In this session, you'll get an in-depth introduction to Docling and how it can streamline your AI workflow, and get a chance to walk through a hands on workshop to create your first custom doc ingestion pipeline with Docling. Key features include:
Broad format support: Easily convert PDFs, DOCX, PPTX, HTML, images, and Markdown into structured Markdown or JSON.
Deep document understanding: Accurately capture page layouts, reading order, and tables—essential for complex document analysis.
AI integration: Use the DoclingDocument format with frameworks like LlamaIndex, LangChain, and InstructLab to power RAG, QA, and LLM training.
OCR support: Extract data from scanned or image-based documents.
Developer friendly CLI: Process documents quickly and consistently with a simple command-line interface.
This workshop will require users to have experience with Python programming and LLMs.
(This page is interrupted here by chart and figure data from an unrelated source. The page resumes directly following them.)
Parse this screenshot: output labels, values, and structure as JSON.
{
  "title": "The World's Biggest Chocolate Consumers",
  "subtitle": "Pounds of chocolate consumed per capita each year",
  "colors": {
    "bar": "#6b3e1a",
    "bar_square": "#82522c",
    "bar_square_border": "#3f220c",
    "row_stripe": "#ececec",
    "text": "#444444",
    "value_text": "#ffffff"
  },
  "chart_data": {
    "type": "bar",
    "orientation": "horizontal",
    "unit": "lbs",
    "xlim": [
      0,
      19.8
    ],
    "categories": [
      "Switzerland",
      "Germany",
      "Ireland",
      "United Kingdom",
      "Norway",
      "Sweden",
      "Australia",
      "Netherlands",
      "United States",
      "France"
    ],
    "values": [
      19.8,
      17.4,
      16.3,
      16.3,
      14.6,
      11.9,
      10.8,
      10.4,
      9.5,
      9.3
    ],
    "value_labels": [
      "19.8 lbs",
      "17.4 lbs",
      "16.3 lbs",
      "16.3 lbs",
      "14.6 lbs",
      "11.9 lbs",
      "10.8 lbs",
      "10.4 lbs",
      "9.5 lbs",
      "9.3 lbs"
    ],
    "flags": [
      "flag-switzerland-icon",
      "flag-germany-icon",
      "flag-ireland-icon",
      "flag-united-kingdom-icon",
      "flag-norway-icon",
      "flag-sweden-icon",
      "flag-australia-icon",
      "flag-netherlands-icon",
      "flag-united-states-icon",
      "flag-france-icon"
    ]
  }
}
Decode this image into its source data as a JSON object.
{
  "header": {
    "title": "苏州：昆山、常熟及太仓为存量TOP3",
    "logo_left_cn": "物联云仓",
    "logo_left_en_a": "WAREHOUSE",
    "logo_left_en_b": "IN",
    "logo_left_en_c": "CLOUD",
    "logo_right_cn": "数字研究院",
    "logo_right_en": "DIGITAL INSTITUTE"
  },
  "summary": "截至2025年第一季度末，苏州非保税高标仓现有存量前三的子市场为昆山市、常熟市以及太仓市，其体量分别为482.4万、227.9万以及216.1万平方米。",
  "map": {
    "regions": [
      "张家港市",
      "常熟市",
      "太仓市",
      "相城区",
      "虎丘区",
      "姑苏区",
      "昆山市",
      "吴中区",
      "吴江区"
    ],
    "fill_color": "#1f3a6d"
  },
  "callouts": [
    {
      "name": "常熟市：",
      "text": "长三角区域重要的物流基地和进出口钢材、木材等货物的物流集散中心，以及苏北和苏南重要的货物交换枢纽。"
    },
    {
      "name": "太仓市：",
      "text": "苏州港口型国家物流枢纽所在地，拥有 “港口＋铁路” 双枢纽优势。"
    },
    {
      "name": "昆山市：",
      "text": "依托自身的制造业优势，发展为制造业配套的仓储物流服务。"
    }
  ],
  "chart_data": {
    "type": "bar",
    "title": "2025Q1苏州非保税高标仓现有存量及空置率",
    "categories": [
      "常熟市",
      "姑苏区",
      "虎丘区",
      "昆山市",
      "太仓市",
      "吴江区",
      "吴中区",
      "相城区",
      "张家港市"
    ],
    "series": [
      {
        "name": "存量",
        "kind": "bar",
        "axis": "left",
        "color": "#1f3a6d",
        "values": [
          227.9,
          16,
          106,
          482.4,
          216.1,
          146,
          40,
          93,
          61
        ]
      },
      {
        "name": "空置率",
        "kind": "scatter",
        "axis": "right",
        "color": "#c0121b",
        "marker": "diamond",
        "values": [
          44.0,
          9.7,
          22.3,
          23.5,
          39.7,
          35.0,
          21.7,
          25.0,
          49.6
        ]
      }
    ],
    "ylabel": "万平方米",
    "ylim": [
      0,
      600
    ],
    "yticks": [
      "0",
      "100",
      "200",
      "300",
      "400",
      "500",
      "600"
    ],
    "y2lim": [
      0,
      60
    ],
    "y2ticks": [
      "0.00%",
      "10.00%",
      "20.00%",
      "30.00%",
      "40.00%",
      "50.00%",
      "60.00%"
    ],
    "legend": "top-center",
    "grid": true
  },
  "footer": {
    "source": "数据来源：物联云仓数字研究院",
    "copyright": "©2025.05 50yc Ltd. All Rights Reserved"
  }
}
It will be presented in Jupyter notebook format and will be accessible and runnable in Google collab, ensuring all participants devices will work for the session.
Ming Zhao is an open source developer and Developer Advocate at IBM, where he helps IBM leverage open technologies while building impactful tools and growing vibrant open-source communities. He’s passionate about making open tech accessible to all and ensuring developers have the tools they need to succeed in the rapidly developing AI space. Ming now leads community efforts around Docling, IBM’s fastest-growing open source project, recently welcomed into the LF AI & Data Foundation.